Prudential call handlers were offered prizes of spa breaks or weekend holidays as sales incentives, according to the City regulator, which has fined it nearly £24 million for not treating some annuity customers fairly.
The fine of £23,875,000 imposed on the Prudential Assurance Company Limited relates to sales of annuities where people did not receive advice.
Annuities give people a fixed retirement income to live on, and because rates vary it is important to shop around to get the best deal.
Imposing the fine, the Financial Conduct Authority (FCA) said Prudential had failed to ensure that customers were consistently informed that they may get a better deal if they shopped around.
We are deeply sorry for the historic failings in our non-advised annuity business and any detriment this has caused our customersPrudential statement
Between July 2008 and September 2017, Prudential’s non-advised annuity business had focused on selling annuities directly to existing Prudential pension holders.
Firms are required to explain to customers that they may get a better rate if they shop around on the open market and Prudential was aware that many customers could get a higher income in retirement by shopping around, the FCA said.
The regulator said that before 2013, the risks created by a lack of appropriate systems and controls were increased by sales-linked incentives for call handlers and their managers which meant that call handlers might put their own financial interests ahead of ensuring fair customer outcomes.
It said: “Call handlers were incentivised by the possibility of earning an additional 37% on top of their base salary and winning prizes such as spa breaks or weekend holidays.”
Prudential has already contacted the vast majority of potentially affected customers as part of a past business review, the regulator said.
As of September 19, Prudential has offered around £110 million in redress to 17,240 customers, including ongoing annuity uplifts, the FCA said.
Prudential failed to ensure documents used by call handlers was appropriate and did not monitor calls with customers properly.
The FCA said there was a “significant risk” that call handlers would fail to mention the open market option or make statements during calls which could discourage a customer from shopping around for a better deal.
Mark Steward, executive director of enforcement and market oversight at the FCA, said: “Prudential failed to treat some of its customers, who could have secured a better deal on the open market, fairly.
“These are very serious breaches that caused harm to those customers.
“Prudential is now rightly focused on redress and today’s financial penalty reinforces the cardinal obligation of fairness that firms owe to customers.”
The FCA said customers need accurate information when choosing an annuity, because it is a complex financial product and can affect the customer, and their dependants, for life.

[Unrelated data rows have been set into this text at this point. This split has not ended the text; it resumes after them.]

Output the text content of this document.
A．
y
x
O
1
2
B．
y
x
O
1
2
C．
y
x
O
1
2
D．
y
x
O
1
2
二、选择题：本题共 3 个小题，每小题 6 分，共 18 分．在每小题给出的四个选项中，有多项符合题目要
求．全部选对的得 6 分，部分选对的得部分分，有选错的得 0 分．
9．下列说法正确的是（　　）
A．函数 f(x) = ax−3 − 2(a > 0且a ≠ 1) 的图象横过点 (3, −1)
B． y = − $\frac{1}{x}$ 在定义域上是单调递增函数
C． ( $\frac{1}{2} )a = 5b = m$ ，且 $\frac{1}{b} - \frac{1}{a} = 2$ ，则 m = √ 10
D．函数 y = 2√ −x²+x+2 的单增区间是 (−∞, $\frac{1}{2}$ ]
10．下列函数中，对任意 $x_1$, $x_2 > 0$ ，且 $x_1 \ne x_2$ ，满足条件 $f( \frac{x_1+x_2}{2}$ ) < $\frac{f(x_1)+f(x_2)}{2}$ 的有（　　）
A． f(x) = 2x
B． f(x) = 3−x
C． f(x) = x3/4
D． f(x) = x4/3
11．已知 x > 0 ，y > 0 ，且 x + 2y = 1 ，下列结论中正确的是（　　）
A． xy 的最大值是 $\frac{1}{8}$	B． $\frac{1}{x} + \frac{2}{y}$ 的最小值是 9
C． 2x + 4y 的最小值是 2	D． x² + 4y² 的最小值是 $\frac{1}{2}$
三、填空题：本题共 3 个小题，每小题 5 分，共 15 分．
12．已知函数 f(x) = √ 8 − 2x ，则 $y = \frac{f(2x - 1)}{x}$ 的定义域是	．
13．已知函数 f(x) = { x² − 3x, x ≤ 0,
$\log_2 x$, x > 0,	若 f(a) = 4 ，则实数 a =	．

This is especially so for non-advised sales, where the customer selects the annuity based on factual information and does not receive financial advice.

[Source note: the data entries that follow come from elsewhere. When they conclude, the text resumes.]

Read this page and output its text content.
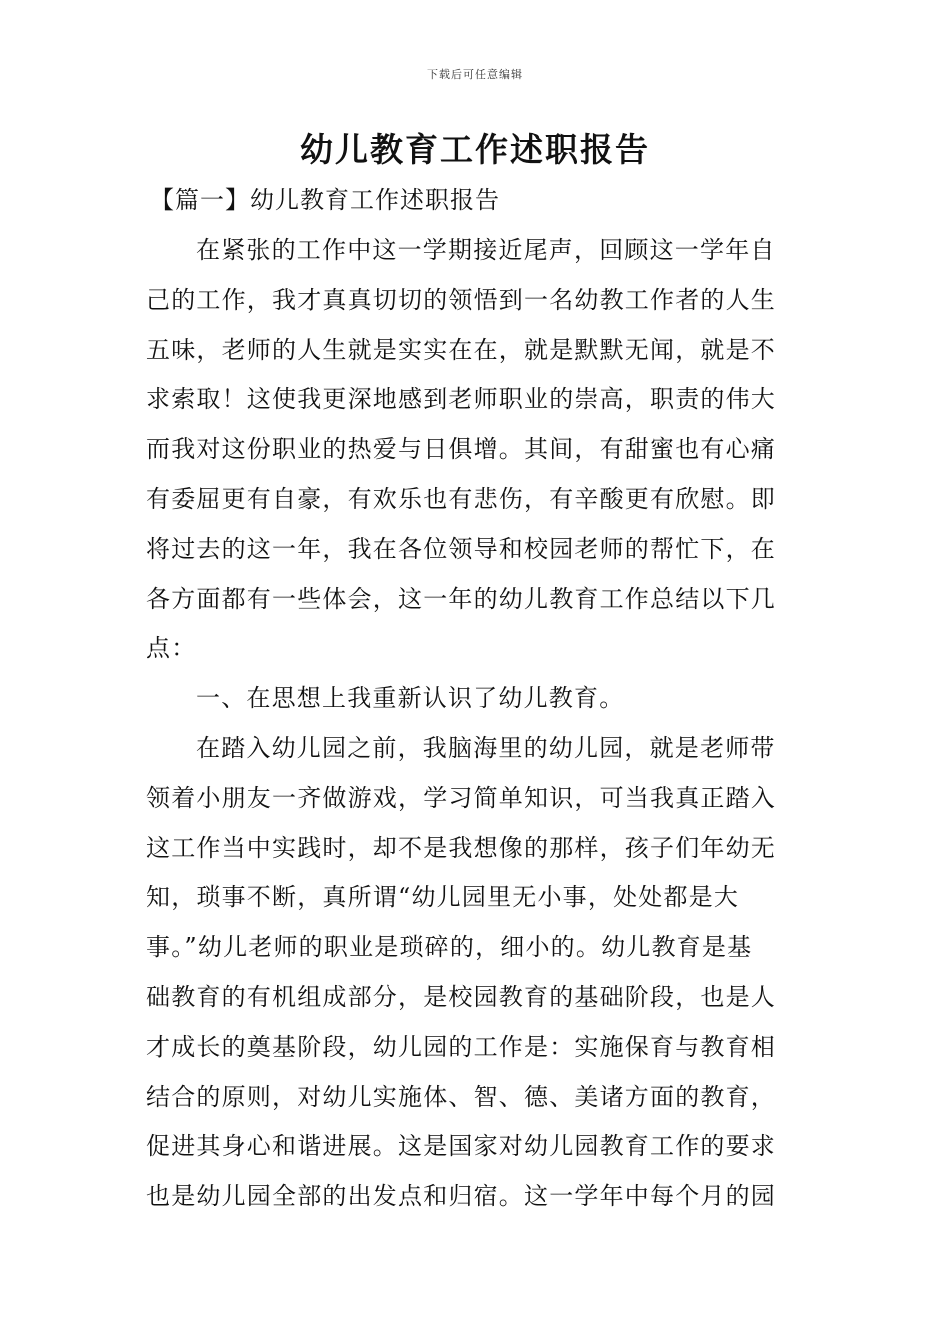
下载后可任意编辑
幼儿教育工作述职报告
【篇一】幼儿教育工作述职报告
在紧张的工作中这一学期接近尾声，回顾这一学年自
己的工作，我才真真切切的领悟到一名幼教工作者的人生
五味，老师的人生就是实实在在，就是默默无闻，就是不
求索取！这使我更深地感到老师职业的崇高，职责的伟大
而我对这份职业的热爱与日俱增。其间，有甜蜜也有心痛
有委屈更有自豪，有欢乐也有悲伤，有辛酸更有欣慰。即
将过去的这一年，我在各位领导和校园老师的帮忙下，在
各方面都有一些体会，这一年的幼儿教育工作总结以下几
点：
一、在思想上我重新认识了幼儿教育。
在踏入幼儿园之前，我脑海里的幼儿园，就是老师带
领着小朋友一齐做游戏，学习简单知识，可当我真正踏入
这工作当中实践时，却不是我想像的那样，孩子们年幼无
知，琐事不断，真所谓“幼儿园里无小事，处处都是大
事。”幼儿老师的职业是琐碎的，细小的。幼儿教育是基
础教育的有机组成部分，是校园教育的基础阶段，也是人
才成长的奠基阶段，幼儿园的工作是：实施保育与教育相
结合的原则，对幼儿实施体、智、德、美诸方面的教育，
促进其身心和谐进展。这是国家对幼儿园教育工作的要求
也是幼儿园全部的出发点和归宿。这一学年中每个月的园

People with conditions which may shorten their lifespan may be eligible for enhanced annuities, which tend to have better rates.
The regulator said firms need to provide clear, fair and not misleading information about enhanced annuities to help the customer make an informed decision about which product to buy.

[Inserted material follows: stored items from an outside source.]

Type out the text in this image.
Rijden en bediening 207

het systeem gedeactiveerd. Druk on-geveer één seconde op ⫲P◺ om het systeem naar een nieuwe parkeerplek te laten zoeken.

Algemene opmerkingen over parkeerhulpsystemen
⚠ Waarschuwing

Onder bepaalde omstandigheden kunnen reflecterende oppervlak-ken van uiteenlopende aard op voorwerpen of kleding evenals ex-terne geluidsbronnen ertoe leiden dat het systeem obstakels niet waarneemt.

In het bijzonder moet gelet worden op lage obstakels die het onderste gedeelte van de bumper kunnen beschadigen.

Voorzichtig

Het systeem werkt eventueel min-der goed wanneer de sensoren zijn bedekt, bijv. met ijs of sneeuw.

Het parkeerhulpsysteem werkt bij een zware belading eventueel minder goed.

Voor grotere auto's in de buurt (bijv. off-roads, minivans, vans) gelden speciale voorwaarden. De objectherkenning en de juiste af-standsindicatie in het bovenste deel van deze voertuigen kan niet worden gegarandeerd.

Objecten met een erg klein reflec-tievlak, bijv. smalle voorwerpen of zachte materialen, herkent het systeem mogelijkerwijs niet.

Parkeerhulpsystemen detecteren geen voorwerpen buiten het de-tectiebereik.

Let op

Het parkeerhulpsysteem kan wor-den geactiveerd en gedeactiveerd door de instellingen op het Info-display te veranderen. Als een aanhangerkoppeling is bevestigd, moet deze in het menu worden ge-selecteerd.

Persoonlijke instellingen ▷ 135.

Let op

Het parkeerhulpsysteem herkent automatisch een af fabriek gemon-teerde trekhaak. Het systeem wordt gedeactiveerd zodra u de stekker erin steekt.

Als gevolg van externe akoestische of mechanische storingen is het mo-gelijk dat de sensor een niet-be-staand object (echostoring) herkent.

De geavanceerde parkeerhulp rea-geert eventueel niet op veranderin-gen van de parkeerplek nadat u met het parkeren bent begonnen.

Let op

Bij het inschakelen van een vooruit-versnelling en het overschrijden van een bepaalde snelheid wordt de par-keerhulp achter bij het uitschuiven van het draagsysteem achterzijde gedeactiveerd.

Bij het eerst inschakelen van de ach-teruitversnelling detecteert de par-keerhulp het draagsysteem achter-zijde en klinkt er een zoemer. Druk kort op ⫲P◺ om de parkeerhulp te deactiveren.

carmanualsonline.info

Prudential did not dispute the FCA’s findings and it qualified for a 30% discount.
Were it not for the discount the FCA would have imposed a fine of £34,107,200.
A statement from Prudential said: “We are deeply sorry for the historic failings in our non-advised annuity business and any detriment this has caused our customers.
“We are working hard to put this right and are on schedule to offer redress to the vast majority of affected customers by the end of October this year.
“Our systems and controls have been significantly strengthened in the past two years through a substantial investment in our business.
“Prudential no longer sells non-advised annuities to most of its customers, following a decision in February 2017 to refer customers to a panel of external providers rather than writing new annuity business.”